Article publié dans le n°1104 (01 mai 2014) de Quinzaines

On a beau aimer la musique, il faut bien admettre qu’elle n’est pas toujours dépourvue de manigances.
On a beau aimer la musique, il faut bien admettre qu’elle n’est pas toujours dépourvue de manigances.

Dans un livre original et attachant (1), Mark Rowlands, professeur de philosophie à l’université de Miami, raconte les plus de dix ans de profonde amitié qui l’ont uni à un loup : « Je lui dois le plus clair de ce que je sais de la vie et de son sens. » Le loup incarne « la clairière de l’âme humaine », le singe « la propension à instrumentaliser le monde ». Des primatologues ont retenu l’hypothèse d’une intelligence machiavélienne, autre nom de l’intelligence sociale, qui fait des grands singes que nous sommes les rois des combinards.

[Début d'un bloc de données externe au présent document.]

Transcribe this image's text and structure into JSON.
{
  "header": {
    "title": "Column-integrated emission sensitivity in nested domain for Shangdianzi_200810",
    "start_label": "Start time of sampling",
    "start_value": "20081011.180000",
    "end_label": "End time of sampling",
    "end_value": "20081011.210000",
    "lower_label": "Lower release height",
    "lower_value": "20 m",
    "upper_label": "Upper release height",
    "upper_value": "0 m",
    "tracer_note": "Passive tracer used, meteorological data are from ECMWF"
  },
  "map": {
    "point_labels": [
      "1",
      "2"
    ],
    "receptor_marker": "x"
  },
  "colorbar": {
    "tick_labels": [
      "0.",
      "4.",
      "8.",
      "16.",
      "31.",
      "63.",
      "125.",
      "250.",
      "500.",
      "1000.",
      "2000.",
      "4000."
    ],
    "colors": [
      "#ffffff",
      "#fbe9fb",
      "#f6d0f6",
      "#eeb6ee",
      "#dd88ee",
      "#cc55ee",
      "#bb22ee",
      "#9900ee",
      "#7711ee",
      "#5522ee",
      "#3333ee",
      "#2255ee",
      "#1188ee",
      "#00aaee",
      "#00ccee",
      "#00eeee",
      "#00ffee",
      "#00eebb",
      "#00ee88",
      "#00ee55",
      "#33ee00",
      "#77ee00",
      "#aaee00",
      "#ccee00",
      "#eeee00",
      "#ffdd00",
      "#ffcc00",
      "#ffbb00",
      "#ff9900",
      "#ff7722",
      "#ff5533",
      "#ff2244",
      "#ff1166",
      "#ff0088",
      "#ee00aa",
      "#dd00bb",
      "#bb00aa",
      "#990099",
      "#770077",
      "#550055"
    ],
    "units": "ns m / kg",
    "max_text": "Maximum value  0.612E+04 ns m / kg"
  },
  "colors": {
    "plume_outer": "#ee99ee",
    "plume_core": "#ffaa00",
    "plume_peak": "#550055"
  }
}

Selon Rowlands, notre intelligence artistique est un dérivé de notre intelligence sociale. D’où cette idée choc à propos de Beethoven : « s’il a pu écrire son Héroïque, c’est seulement parce qu’il était le produit d’une longue histoire naturelle reposant sur l’aptitude à mentir et à manigancer mieux que le voisin ».

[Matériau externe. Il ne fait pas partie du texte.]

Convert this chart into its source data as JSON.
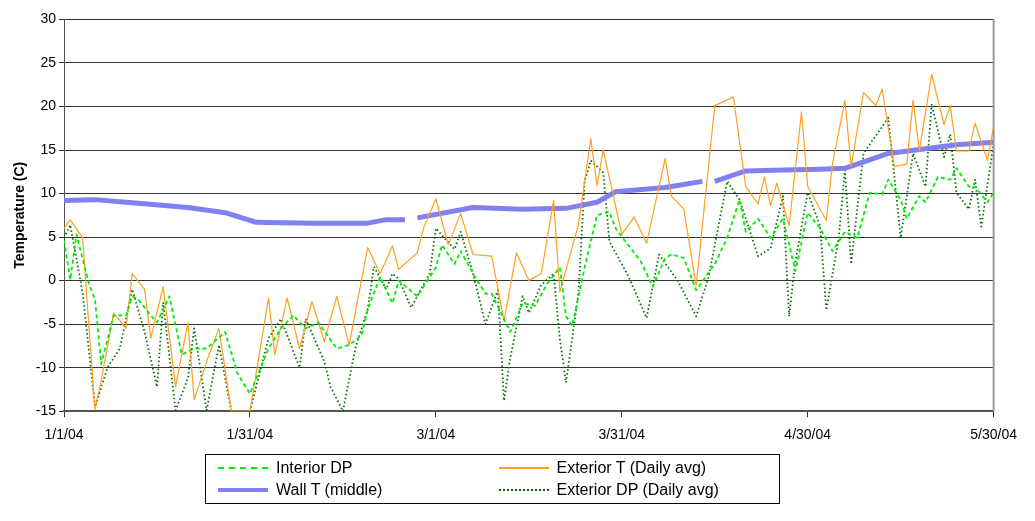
{
  "chart_data": {
    "type": "line",
    "ylabel": "Temperature (C)",
    "xlim": [
      "2004-01-01",
      "2004-05-30"
    ],
    "xticks": [
      {
        "value": "2004-01-01",
        "label": "1/1/04"
      },
      {
        "value": "2004-01-31",
        "label": "1/31/04"
      },
      {
        "value": "2004-03-01",
        "label": "3/1/04"
      },
      {
        "value": "2004-03-31",
        "label": "3/31/04"
      },
      {
        "value": "2004-04-30",
        "label": "4/30/04"
      },
      {
        "value": "2004-05-30",
        "label": "5/30/04"
      }
    ],
    "ylim": [
      -15,
      30
    ],
    "yticks": [
      -15,
      -10,
      -5,
      0,
      5,
      10,
      15,
      20,
      25,
      30
    ],
    "grid": "y",
    "legend": "bottom",
    "marker": "none",
    "series": [
      {
        "name": "Interior DP",
        "color": "#00ee00",
        "line_style": "dashed",
        "x": [
          "2004-01-01",
          "2004-01-02",
          "2004-01-03",
          "2004-01-05",
          "2004-01-06",
          "2004-01-07",
          "2004-01-09",
          "2004-01-11",
          "2004-01-12",
          "2004-01-13",
          "2004-01-15",
          "2004-01-16",
          "2004-01-18",
          "2004-01-20",
          "2004-01-22",
          "2004-01-24",
          "2004-01-27",
          "2004-01-29",
          "2004-01-31",
          "2004-02-03",
          "2004-02-05",
          "2004-02-07",
          "2004-02-09",
          "2004-02-11",
          "2004-02-14",
          "2004-02-16",
          "2004-02-18",
          "2004-02-19",
          "2004-02-21",
          "2004-02-23",
          "2004-02-24",
          "2004-02-27",
          "2004-03-01",
          "2004-03-02",
          "2004-03-04",
          "2004-03-05",
          "2004-03-07",
          "2004-03-09",
          "2004-03-10",
          "2004-03-13",
          "2004-03-15",
          "2004-03-17",
          "2004-03-19",
          "2004-03-21",
          "2004-03-22",
          "2004-03-23",
          "2004-03-25",
          "2004-03-27",
          "2004-03-29",
          "2004-03-30",
          "2004-04-01",
          "2004-04-03",
          "2004-04-05",
          "2004-04-07",
          "2004-04-08",
          "2004-04-10",
          "2004-04-12",
          "2004-04-15",
          "2004-04-17",
          "2004-04-19",
          "2004-04-20",
          "2004-04-22",
          "2004-04-24",
          "2004-04-26",
          "2004-04-28",
          "2004-04-30",
          "2004-05-02",
          "2004-05-04",
          "2004-05-06",
          "2004-05-08",
          "2004-05-10",
          "2004-05-12",
          "2004-05-13",
          "2004-05-15",
          "2004-05-16",
          "2004-05-18",
          "2004-05-19",
          "2004-05-21",
          "2004-05-23",
          "2004-05-24",
          "2004-05-26",
          "2004-05-27",
          "2004-05-29",
          "2004-05-30"
        ],
        "values": [
          4.6,
          0.1,
          5.3,
          -0.3,
          -2.2,
          -9.6,
          -4.0,
          -4.0,
          -1.8,
          -2.2,
          -4.0,
          -4.8,
          -1.8,
          -8.5,
          -7.8,
          -7.8,
          -5.9,
          -10.7,
          -13.0,
          -7.8,
          -5.5,
          -4.0,
          -5.5,
          -4.8,
          -7.8,
          -7.4,
          -6.3,
          -3.3,
          0.4,
          -2.6,
          0,
          -1.8,
          1.5,
          4.1,
          1.9,
          3.4,
          0.8,
          -1.5,
          -1.5,
          -5.9,
          -2.6,
          -2.9,
          -0.3,
          1.5,
          -4.1,
          -5.2,
          1.5,
          7.5,
          7.9,
          6.0,
          4.1,
          2.3,
          -0.7,
          2.6,
          3.0,
          2.6,
          -1.1,
          1.9,
          4.9,
          9.3,
          5.6,
          7.1,
          4.9,
          7.1,
          1.1,
          7.8,
          6.0,
          3.4,
          5.6,
          4.9,
          10.1,
          9.9,
          11.6,
          9.3,
          7.1,
          9.7,
          9.0,
          11.9,
          11.6,
          12.9,
          10.8,
          10.8,
          9.0,
          10.1
        ]
      },
      {
        "name": "Exterior T (Daily avg)",
        "color": "#ffa020",
        "line_style": "solid",
        "x": [
          "2004-01-01",
          "2004-01-02",
          "2004-01-04",
          "2004-01-05",
          "2004-01-06",
          "2004-01-07",
          "2004-01-09",
          "2004-01-11",
          "2004-01-12",
          "2004-01-14",
          "2004-01-15",
          "2004-01-17",
          "2004-01-19",
          "2004-01-21",
          "2004-01-22",
          "2004-01-24",
          "2004-01-26",
          "2004-01-28",
          "2004-01-31",
          "2004-02-03",
          "2004-02-04",
          "2004-02-06",
          "2004-02-08",
          "2004-02-10",
          "2004-02-12",
          "2004-02-14",
          "2004-02-16",
          "2004-02-19",
          "2004-02-21",
          "2004-02-23",
          "2004-02-24",
          "2004-02-27",
          "2004-02-28",
          "2004-03-01",
          "2004-03-03",
          "2004-03-05",
          "2004-03-07",
          "2004-03-10",
          "2004-03-12",
          "2004-03-14",
          "2004-03-16",
          "2004-03-18",
          "2004-03-20",
          "2004-03-21",
          "2004-03-24",
          "2004-03-26",
          "2004-03-27",
          "2004-03-28",
          "2004-03-31",
          "2004-04-02",
          "2004-04-04",
          "2004-04-07",
          "2004-04-08",
          "2004-04-10",
          "2004-04-12",
          "2004-04-15",
          "2004-04-18",
          "2004-04-20",
          "2004-04-22",
          "2004-04-23",
          "2004-04-24",
          "2004-04-25",
          "2004-04-27",
          "2004-04-29",
          "2004-04-30",
          "2004-05-03",
          "2004-05-04",
          "2004-05-06",
          "2004-05-07",
          "2004-05-09",
          "2004-05-11",
          "2004-05-12",
          "2004-05-14",
          "2004-05-16",
          "2004-05-17",
          "2004-05-18",
          "2004-05-20",
          "2004-05-22",
          "2004-05-23",
          "2004-05-24",
          "2004-05-26",
          "2004-05-27",
          "2004-05-29",
          "2004-05-30"
        ],
        "values": [
          6.0,
          7.0,
          4.9,
          -5.1,
          -14.8,
          -11.5,
          -3.7,
          -5.5,
          0.8,
          -1.0,
          -6.6,
          -0.7,
          -12.2,
          -4.8,
          -13.7,
          -9.3,
          -5.5,
          -15,
          -15,
          -2.0,
          -8.5,
          -2.0,
          -7.8,
          -2.4,
          -7.0,
          -1.8,
          -7.4,
          3.8,
          0.8,
          4.0,
          1.3,
          3.2,
          6.0,
          9.4,
          4.1,
          7.7,
          3.0,
          2.8,
          -4.6,
          3.2,
          0,
          0.8,
          9.2,
          -1.3,
          6.4,
          16.3,
          10.9,
          15.0,
          5.3,
          7.3,
          4.3,
          14.0,
          9.7,
          8.2,
          -0.6,
          20.1,
          21.1,
          10.8,
          8.8,
          11.9,
          8.6,
          11.2,
          6.3,
          19.4,
          10.8,
          6.9,
          13.4,
          20.7,
          13.1,
          21.6,
          20.1,
          22.0,
          13.1,
          13.4,
          20.7,
          14.9,
          23.7,
          17.9,
          20.1,
          14.9,
          14.9,
          18.1,
          13.8,
          17.7
        ]
      },
      {
        "name": "Wall T (middle)",
        "color": "#8080f0",
        "line_style": "solid",
        "x": [
          "2004-01-01",
          "2004-01-06",
          "2004-01-11",
          "2004-01-21",
          "2004-01-27",
          "2004-02-01",
          "2004-02-10",
          "2004-02-19",
          "2004-02-22",
          "2004-02-25",
          "2004-02-26",
          "2004-02-27",
          "2004-03-07",
          "2004-03-15",
          "2004-03-22",
          "2004-03-27",
          "2004-03-30",
          "2004-04-07",
          "2004-04-13",
          "2004-04-14",
          "2004-04-15",
          "2004-04-20",
          "2004-05-02",
          "2004-05-06",
          "2004-05-13",
          "2004-05-24",
          "2004-05-30"
        ],
        "values": [
          9.2,
          9.3,
          9.0,
          8.4,
          7.8,
          6.7,
          6.6,
          6.6,
          7.0,
          7.0,
          null,
          7.2,
          8.4,
          8.2,
          8.3,
          9.0,
          10.2,
          10.7,
          11.4,
          null,
          11.4,
          12.6,
          12.8,
          12.9,
          14.6,
          15.6,
          15.9
        ]
      },
      {
        "name": "Exterior DP (Daily avg)",
        "color": "#007000",
        "line_style": "dotted",
        "x": [
          "2004-01-01",
          "2004-01-02",
          "2004-01-04",
          "2004-01-06",
          "2004-01-08",
          "2004-01-10",
          "2004-01-12",
          "2004-01-14",
          "2004-01-16",
          "2004-01-17",
          "2004-01-19",
          "2004-01-21",
          "2004-01-22",
          "2004-01-24",
          "2004-01-26",
          "2004-01-28",
          "2004-01-31",
          "2004-02-03",
          "2004-02-05",
          "2004-02-08",
          "2004-02-09",
          "2004-02-12",
          "2004-02-13",
          "2004-02-15",
          "2004-02-17",
          "2004-02-19",
          "2004-02-20",
          "2004-02-22",
          "2004-02-23",
          "2004-02-24",
          "2004-02-26",
          "2004-02-29",
          "2004-03-01",
          "2004-03-04",
          "2004-03-05",
          "2004-03-07",
          "2004-03-09",
          "2004-03-11",
          "2004-03-12",
          "2004-03-13",
          "2004-03-15",
          "2004-03-16",
          "2004-03-18",
          "2004-03-20",
          "2004-03-21",
          "2004-03-22",
          "2004-03-24",
          "2004-03-25",
          "2004-03-26",
          "2004-03-28",
          "2004-03-29",
          "2004-04-01",
          "2004-04-04",
          "2004-04-06",
          "2004-04-09",
          "2004-04-12",
          "2004-04-14",
          "2004-04-17",
          "2004-04-19",
          "2004-04-22",
          "2004-04-24",
          "2004-04-26",
          "2004-04-27",
          "2004-04-28",
          "2004-04-30",
          "2004-05-02",
          "2004-05-03",
          "2004-05-05",
          "2004-05-06",
          "2004-05-07",
          "2004-05-09",
          "2004-05-13",
          "2004-05-15",
          "2004-05-17",
          "2004-05-19",
          "2004-05-20",
          "2004-05-22",
          "2004-05-23",
          "2004-05-24",
          "2004-05-26",
          "2004-05-27",
          "2004-05-28",
          "2004-05-30"
        ],
        "values": [
          4.9,
          6.4,
          -1.4,
          -14.5,
          -10.0,
          -7.8,
          -1.0,
          -5.9,
          -12.2,
          -2.5,
          -14.9,
          -11.2,
          -5.5,
          -14.9,
          -7.4,
          -15,
          -15,
          -6.6,
          -4.4,
          -10.0,
          -4.4,
          -9.3,
          -12.2,
          -15,
          -7.8,
          -3.3,
          1.6,
          -1.0,
          0.8,
          0.2,
          -3.1,
          0.8,
          6.0,
          3.6,
          5.6,
          0.8,
          -5.0,
          -1.1,
          -13.8,
          -8.9,
          -1.8,
          -3.7,
          -0.5,
          0.8,
          -6.7,
          -11.7,
          -1.5,
          11.4,
          13.8,
          12.4,
          4.5,
          0.6,
          -4.3,
          3.0,
          0,
          -4.1,
          0.4,
          11.4,
          9.3,
          2.8,
          3.7,
          9.7,
          -4.1,
          2.2,
          10.1,
          6.3,
          -3.4,
          4.9,
          12.7,
          1.9,
          14.6,
          18.7,
          4.9,
          14.6,
          10.8,
          20.3,
          14.2,
          16.8,
          10.1,
          8.2,
          11.6,
          6.2,
          15.7
        ]
      }
    ]
  }
}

D’intuition, j’ouvre alors la partition de la Symphonie héroïque à la page de celui de ses mouvements qui m’apparaît comme le plus simiesque des quatre : le « Finale », constitué d’un thème et de douze variations. C’est vrai que ce thème a quelque chose de conspirant. Les premières mesures, par exemple, contiennent une croche contre un silence trois fois plus long qu’elle. Mesure 31, après une pause, un point d’orgue tient en suspens la dominante (la note qui, par excellence, fait attendre autre chose). Autour des mesures 340-350, l’exaltation de la septième de dominante – dans l’harmonie classique, l’accord qui appelle le plus impérieusement une résolution – est à son comble. C’est alors que survient la neuvième variation (une merveille), dans un tempo trois ou quatre fois plus lent que le reste du « Finale ». Ici encore, il s’agit d’un complot ; crescendos qui aboutissent à des piano subito, pour mieux faire repartir une phrase se gonflant à chaque fois d’instruments, d’intensité et d’attentes. « Vivre, pour le singe, dit Rowlands, c’est attendre le moment de frapper. » Que de jalons avant l’estocade portée par la douzième et dernière variation ! La fin de la variation précédente, notamment, fomente au plus haut point : nuance piano, note unique sans cesse répétée aux violoncelles, tournoyante alternance, aux autres parties, de doubles croches et de silences.

Autre exemple parmi tant d’autres : la Septième Symphonie du même Beethoven, surnommée par Wagner « apothéose de la danse », pourrait mieux encore être qualifiée d’apogée de la conspiration, si l’on songe aux circonvolutions sans fin d’où finit pourtant par naître le thème principal de son premier mouvement.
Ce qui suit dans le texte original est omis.